Tianwei Xu Researcher
Contact
Name and title: Tianwei XuResearcher
ORCID0000-0003-4048-4743 Länk till annan webbplats.
Workplace: Stress Research Institute Länk till annan webbplats.
Visiting address Albanovägen 12
Postal address Psykologiska institutionen106 91 Stockholm
About me
My work focuses on examining how both positive workplace factors (e.g., organizational justice, effective leadership, social support, and collaboration) and negative factors (e.g., bullying and workplace violence) contribute to the development of health outcomes, including cardiometabolic conditions and sleep problems.
Working to the older age: assessing psychosocial resources in the working environment as decelerators of cardiometabolic disease development
FORTE-funded research project
The overall aim of this project is to examine the role of workplace psychosocial resources in the prevention of cardiometabolic diseases (CMD), with a particular focus on employees exhibiting pre-disease conditions.
The project consists of the following work packages (WPs):
WP1: Mapping psychosocial resources in the workplace
WP2: Workplace psychosocial resources as protective factors decelerating the transition from pre-disease conditions to clinical disease
WP3: Simulation of joint interventions targeting workplace resources and lifestyle factors among employees with and without pre-disease conditions
Data and Methods
The project will utilize multicohort data from five major European occupational health cohorts, comprising over 120,000 participants with repeated measurements.
Pre-disease conditions include prediabetes, obesity, and gestational diabetes for type 2 diabetes (T2D); and obesity, hypertension, T2D, and a high cardiovascular risk profile (ASCVD risk score) for cardiovascular disease (CVD).
The project will refine existing analyses of psychosocial resource clusters in the workplace and identify organizational characteristics associated with limited or absent resources. Disease-free life-years will be estimated to assess the extent to which workplace resources can slow the transition from pre-disease to clinical disease, acknowledging that pre-disease conditions may be reversible.
Furthermore, using observational data, the project will simulate hypothetical interventions under a counterfactual framework, estimating risk ratios and risk differences for various intervention scenarios among employees with and without pre-disease conditions.
Societal Relevance and Impact
As retirement ages rise, older workers increasingly face challenges related to managing pre-disease conditions of CMD, living with CMD, or premature exit from the workforce, all of which place significant burdens on individuals and public systems.

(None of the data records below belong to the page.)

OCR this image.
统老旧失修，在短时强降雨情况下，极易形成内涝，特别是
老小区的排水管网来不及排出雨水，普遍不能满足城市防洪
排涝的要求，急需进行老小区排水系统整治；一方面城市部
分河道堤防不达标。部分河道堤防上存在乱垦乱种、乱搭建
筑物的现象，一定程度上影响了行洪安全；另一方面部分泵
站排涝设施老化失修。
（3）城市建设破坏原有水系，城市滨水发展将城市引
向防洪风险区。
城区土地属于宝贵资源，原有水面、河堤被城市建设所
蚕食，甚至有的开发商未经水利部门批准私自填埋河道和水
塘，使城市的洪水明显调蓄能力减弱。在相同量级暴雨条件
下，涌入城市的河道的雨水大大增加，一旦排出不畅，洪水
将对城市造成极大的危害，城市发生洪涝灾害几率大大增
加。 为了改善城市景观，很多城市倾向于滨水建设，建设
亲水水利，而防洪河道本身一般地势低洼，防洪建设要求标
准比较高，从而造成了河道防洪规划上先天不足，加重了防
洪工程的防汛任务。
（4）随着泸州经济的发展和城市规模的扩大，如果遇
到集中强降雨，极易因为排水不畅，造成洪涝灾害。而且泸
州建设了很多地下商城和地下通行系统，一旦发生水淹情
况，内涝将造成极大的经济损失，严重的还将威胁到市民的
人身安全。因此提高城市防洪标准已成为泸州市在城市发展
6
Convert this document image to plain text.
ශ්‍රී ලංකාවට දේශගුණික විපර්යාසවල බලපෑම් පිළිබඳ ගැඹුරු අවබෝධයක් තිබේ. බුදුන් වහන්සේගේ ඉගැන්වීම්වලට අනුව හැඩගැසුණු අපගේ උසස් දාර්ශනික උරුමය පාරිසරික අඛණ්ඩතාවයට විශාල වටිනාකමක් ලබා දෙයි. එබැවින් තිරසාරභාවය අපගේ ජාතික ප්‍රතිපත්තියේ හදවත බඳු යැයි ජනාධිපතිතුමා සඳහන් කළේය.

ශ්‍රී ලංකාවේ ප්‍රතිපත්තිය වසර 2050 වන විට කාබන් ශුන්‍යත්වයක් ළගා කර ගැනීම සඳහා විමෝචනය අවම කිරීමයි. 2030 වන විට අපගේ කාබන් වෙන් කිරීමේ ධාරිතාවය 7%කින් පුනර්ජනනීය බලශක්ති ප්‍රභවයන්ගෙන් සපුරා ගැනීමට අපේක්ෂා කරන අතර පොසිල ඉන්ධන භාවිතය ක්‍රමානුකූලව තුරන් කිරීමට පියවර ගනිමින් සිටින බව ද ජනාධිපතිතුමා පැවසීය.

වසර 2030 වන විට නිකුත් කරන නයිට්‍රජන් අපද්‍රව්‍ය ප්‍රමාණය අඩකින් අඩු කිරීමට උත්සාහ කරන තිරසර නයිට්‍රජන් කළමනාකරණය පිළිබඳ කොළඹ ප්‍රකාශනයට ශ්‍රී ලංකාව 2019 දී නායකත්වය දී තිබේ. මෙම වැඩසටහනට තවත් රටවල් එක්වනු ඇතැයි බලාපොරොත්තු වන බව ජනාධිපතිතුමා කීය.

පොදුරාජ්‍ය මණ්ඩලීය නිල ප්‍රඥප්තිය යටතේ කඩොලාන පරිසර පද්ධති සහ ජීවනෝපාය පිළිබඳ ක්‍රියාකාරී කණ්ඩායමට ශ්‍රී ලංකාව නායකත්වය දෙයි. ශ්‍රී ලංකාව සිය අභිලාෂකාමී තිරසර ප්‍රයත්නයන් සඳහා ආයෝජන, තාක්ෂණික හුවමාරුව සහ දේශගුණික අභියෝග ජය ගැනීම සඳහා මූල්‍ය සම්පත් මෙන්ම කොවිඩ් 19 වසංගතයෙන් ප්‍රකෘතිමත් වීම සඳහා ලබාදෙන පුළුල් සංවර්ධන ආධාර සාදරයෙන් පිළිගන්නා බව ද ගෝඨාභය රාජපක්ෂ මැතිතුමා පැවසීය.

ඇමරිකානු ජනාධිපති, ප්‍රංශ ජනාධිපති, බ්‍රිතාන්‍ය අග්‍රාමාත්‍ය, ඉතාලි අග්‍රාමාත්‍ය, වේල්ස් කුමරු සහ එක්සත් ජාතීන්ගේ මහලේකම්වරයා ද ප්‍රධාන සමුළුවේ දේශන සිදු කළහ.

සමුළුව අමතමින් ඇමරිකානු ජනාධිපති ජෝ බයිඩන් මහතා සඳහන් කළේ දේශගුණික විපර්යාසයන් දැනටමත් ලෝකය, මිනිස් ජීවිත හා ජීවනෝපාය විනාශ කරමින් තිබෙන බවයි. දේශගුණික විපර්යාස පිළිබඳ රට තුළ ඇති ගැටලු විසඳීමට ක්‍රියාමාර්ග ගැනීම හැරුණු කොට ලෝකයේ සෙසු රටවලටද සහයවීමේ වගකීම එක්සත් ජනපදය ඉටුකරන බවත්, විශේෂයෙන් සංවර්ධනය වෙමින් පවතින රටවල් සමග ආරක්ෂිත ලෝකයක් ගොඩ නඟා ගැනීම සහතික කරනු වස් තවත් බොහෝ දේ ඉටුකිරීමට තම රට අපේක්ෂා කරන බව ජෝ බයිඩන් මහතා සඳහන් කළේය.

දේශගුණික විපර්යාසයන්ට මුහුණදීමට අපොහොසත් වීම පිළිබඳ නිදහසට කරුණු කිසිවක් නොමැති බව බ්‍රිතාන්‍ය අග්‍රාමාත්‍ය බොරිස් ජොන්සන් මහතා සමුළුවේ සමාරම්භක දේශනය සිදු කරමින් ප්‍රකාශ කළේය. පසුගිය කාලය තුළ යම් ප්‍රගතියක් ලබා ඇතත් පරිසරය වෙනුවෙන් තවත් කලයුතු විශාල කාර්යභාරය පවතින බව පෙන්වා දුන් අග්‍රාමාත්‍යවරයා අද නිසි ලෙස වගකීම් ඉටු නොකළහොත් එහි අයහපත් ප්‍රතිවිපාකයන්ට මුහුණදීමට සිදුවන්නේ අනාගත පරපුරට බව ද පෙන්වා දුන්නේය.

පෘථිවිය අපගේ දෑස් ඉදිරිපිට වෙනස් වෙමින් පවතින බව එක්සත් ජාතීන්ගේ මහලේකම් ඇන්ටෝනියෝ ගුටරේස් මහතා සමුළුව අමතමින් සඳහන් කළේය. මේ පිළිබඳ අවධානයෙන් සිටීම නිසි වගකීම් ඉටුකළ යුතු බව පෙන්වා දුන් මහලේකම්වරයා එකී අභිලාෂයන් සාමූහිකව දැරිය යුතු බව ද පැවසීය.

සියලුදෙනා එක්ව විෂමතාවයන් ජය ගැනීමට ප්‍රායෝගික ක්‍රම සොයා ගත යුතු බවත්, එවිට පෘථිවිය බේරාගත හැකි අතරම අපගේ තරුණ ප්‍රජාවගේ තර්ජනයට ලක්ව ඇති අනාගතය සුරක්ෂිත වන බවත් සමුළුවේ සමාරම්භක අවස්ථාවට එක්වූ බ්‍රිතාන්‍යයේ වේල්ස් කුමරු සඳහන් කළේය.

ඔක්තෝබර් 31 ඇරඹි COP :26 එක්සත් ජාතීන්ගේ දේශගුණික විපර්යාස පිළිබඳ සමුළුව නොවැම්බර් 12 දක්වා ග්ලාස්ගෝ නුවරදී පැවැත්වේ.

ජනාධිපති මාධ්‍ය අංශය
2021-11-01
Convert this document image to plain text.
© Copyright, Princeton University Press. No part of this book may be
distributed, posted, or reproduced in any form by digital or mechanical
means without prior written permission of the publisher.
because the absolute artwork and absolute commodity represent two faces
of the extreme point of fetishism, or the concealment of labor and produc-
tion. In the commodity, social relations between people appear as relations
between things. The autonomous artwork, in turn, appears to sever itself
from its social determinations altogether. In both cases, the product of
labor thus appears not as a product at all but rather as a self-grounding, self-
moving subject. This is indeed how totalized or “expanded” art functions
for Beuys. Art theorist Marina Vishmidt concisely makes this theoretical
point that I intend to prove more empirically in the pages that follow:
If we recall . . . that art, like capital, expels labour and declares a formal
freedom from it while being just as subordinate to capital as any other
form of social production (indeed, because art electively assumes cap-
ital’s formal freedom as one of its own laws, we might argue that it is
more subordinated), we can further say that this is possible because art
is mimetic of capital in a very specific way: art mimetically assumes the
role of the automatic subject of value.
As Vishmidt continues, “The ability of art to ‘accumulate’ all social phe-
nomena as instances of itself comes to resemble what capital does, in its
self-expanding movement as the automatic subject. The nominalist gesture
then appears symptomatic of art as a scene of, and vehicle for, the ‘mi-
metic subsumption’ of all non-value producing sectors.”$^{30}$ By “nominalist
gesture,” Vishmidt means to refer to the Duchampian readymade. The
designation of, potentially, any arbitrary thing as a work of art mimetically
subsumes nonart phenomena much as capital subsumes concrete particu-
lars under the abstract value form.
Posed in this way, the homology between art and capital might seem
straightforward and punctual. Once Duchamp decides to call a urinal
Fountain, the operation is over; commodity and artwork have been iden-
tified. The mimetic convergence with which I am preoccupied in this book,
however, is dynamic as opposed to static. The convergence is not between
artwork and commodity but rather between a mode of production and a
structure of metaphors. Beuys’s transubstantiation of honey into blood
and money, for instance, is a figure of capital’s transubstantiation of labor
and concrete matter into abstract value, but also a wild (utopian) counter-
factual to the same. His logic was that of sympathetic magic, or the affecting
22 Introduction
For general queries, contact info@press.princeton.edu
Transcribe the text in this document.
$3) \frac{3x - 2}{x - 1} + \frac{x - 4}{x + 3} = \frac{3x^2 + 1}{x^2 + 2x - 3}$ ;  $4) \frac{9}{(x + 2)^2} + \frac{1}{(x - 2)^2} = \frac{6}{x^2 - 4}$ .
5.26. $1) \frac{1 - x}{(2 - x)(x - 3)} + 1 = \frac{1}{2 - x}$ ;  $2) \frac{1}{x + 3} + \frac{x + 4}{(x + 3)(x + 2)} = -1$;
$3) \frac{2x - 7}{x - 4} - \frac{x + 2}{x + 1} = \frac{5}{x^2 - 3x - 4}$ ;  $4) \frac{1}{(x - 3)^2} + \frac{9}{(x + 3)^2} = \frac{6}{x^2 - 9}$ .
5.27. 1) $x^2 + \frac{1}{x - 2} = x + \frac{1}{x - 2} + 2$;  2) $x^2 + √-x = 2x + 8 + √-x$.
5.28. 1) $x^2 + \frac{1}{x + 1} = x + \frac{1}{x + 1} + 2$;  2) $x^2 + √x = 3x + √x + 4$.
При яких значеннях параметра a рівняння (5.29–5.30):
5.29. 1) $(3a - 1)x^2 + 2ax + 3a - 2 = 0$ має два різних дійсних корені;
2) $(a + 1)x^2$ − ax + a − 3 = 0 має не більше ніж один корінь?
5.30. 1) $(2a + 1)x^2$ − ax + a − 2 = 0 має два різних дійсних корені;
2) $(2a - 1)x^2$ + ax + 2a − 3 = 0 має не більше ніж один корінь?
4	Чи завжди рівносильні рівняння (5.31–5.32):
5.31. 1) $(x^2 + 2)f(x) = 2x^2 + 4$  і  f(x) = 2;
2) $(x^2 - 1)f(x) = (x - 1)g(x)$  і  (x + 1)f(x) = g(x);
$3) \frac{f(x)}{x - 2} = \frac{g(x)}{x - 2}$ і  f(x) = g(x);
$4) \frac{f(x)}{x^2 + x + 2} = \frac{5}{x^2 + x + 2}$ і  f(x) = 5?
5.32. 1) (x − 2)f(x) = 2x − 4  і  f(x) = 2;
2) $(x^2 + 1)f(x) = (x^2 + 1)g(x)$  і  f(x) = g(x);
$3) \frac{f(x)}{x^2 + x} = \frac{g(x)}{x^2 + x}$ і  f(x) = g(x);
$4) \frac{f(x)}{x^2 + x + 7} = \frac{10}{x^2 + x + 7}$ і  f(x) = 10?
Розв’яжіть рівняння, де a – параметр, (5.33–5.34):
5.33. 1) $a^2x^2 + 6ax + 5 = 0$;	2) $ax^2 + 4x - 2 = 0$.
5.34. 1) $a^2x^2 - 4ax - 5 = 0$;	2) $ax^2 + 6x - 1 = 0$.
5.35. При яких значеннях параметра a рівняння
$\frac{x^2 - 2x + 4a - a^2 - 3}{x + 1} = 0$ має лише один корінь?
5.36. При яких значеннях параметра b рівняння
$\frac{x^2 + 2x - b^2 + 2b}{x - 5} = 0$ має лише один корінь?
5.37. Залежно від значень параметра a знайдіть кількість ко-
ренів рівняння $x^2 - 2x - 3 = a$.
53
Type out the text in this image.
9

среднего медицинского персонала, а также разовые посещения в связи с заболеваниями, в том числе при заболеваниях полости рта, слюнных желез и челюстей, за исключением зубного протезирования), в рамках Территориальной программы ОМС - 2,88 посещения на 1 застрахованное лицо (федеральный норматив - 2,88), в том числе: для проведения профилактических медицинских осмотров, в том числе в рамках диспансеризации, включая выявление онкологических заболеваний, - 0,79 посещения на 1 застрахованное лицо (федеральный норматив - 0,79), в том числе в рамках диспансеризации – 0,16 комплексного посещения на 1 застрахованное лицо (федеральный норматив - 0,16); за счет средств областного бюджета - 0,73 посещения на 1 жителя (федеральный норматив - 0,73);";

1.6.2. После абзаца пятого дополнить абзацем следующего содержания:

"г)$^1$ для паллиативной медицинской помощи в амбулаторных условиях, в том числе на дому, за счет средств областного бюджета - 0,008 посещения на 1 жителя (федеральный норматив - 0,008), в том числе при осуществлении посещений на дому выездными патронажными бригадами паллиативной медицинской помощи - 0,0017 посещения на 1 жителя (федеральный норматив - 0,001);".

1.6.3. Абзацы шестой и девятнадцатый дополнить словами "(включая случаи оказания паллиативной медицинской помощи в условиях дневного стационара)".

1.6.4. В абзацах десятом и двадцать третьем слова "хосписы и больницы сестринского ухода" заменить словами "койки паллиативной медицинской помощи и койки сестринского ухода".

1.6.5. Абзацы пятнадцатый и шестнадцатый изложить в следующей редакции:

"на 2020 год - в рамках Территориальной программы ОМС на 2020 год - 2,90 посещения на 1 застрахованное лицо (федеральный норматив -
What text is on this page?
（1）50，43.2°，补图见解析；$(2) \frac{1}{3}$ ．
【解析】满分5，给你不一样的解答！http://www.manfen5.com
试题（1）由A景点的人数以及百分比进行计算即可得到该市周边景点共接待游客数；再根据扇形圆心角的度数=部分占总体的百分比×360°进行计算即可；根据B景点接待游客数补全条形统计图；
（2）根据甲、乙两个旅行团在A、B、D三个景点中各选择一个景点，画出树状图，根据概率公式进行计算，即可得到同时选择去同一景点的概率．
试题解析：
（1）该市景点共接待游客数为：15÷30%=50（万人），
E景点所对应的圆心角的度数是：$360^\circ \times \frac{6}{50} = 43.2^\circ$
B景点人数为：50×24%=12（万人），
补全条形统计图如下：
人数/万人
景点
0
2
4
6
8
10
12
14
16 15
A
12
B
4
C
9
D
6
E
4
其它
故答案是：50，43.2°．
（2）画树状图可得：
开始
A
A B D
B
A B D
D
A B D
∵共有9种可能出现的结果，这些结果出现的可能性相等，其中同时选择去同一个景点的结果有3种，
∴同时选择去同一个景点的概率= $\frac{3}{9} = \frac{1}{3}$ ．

This project investigates how modifiable workplace psychosocial resources may influence the development of CMD among individuals with pre-disease conditions, thereby contributing to the understanding of these resources as potential protective factors for sustainable working lives.
The estimation of disease-free life-years, risk ratios, and risk differences will provide actionable insights to guide the development of preventive interventions and improve risk communication in both occupational health and public health contexts.